“Parents are neither an anchor to hold us back, nor a sail to take us there, but a guiding light whose love shows us the way.”
Dr. Kenneth Ginsburg, whose first book Building Resilience in Teens and Children, recently came out with a second book that he co-authored with this twin teenager daughters Ilana and Talia. That book, Raising Kids to Thrive: Balancing Love with Expectations and Protection with Trust, is a great guide for modern parents who would like to find balance in their lives.
Ginsburg uses the term “lighthouse parents” to describe the perfect balance between helicopter parents and absent parents. While helicopter parents are always hovering and anxious, attempting to prepare and control everything, absent parents are standoffish and not engaged. The middle? A lighthouse parent. A lighthouse parent acts as a role model, a beacon against which a child can measure his or herself. A lighthouse parent also watches the rocks to ensure that their children do not crash against them, but also looks out towards the distance and trusts their children to ride the waves.
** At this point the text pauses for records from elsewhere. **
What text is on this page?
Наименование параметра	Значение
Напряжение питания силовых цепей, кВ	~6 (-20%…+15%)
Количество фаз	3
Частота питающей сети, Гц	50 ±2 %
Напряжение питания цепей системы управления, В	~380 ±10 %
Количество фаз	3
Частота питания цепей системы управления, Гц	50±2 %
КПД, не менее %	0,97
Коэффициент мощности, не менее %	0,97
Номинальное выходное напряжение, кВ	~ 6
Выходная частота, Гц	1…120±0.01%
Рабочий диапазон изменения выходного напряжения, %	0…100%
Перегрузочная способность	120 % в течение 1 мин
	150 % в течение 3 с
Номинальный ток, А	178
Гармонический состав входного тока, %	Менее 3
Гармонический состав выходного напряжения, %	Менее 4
Why do you want to be a lighthouse parent? What’s the goal of lighthouse parenting? As Dr. Ginsburg explains, as a parent you don’t just want to raise a successful fifteen-year-old. You also want to raise a successful thirty-year-old, and forty-year-old, and fifty-year-old. If that’s the case, we need to figure out how to provide them with unconditional love, but also to set high expectations. We need to protect them, but also trust them.
Dr. Ginsburg explains, “We all want our children to be happy, but we need them to be resilient. We wish we could guarantee a future for them with bountiful opportunities and manageable bumps. Because we lack this control over the future, we must prepare our children to successfully handle both good and challenging times.
If resilience were a trait, something you had or didn’t have, there would be little we could do to foster it in our children. Part of what is so exciting – and important – about the work of youth development is that children’s resilience is largely determined by how parents and communities raise them.”
A few important pointers that Dr. Ginsburg (and his daughters) lay out are:
It is important to set high expectations, but those high expectations should be tied to effort and not results. Therefore, as a parent, you should always praise effort, and never praise results.
You should set clear boundaries, but then more or less get out of the way. When you set boundaries and then police them, children are less likely to be intrinsically motivated to respect them.
Discipline means to teach, not to punish or control. Consequences should match the problem so that the lesson is clearly understood.
Unconditional love means that you love your children and even as you set high expectations for them, you understand that they will make mistakes and you will love them regardless. Children need to understand this as well.
When we overprotect our children, we make them think they are not capable and that they therefore cannot succeed without us in the future. We need to give our children room to fail and rise up in order for them to learn that they are capable. Dr. Ginsburg explains, “Don’t install control buttons. Instill guidance.”
Dr. Ginsburg begins his book with two interesting questions that he believes are at the crux of what parents wrestle with when attempting to build resilience in their children:
How do I give my child the unconditional love needed to thrive while also holding him to the high expectations needed for success?
We know kids need both, but on some level these two concepts are in opposition to each other. Doesn’t holding expectations somehow undermine the unconditional nature of love?
How do I protect my child while letting her learn life’s lessons?
We parents all know intellectually that we have to get out of the way to let life be the teacher it is meant to be. We know coddled children lack the confidence to handle challenges. Yet it is absolutely our job to protect our children, and even letting our children experience emotional discomfort goes against our ingrained desire to protect them. We struggle with when to protect and when to get out of the way and watch from the sidelines.
Can we answer these questions? Well, Dr. Ginsburg certainly does his very best to answer both of these questions – with his daughters’ help! He argues that if we can “resolve the tension these two principles of resilience pose, your child will have the security she can only gain from you and the confidence she can only develop from experience. She will be more than resilient; she will be poised to thrive.”
Can you learn to be a lighthouse parent? In the days of helicopter parenting, it might feel like being a lighthouse parent is a bit too hands-off. In the long-run though your children will be significantly happier and more successful if you trust them to ride the waves. After all, if they never learn how to swim, they will need you to continually hover for the rest of their lives!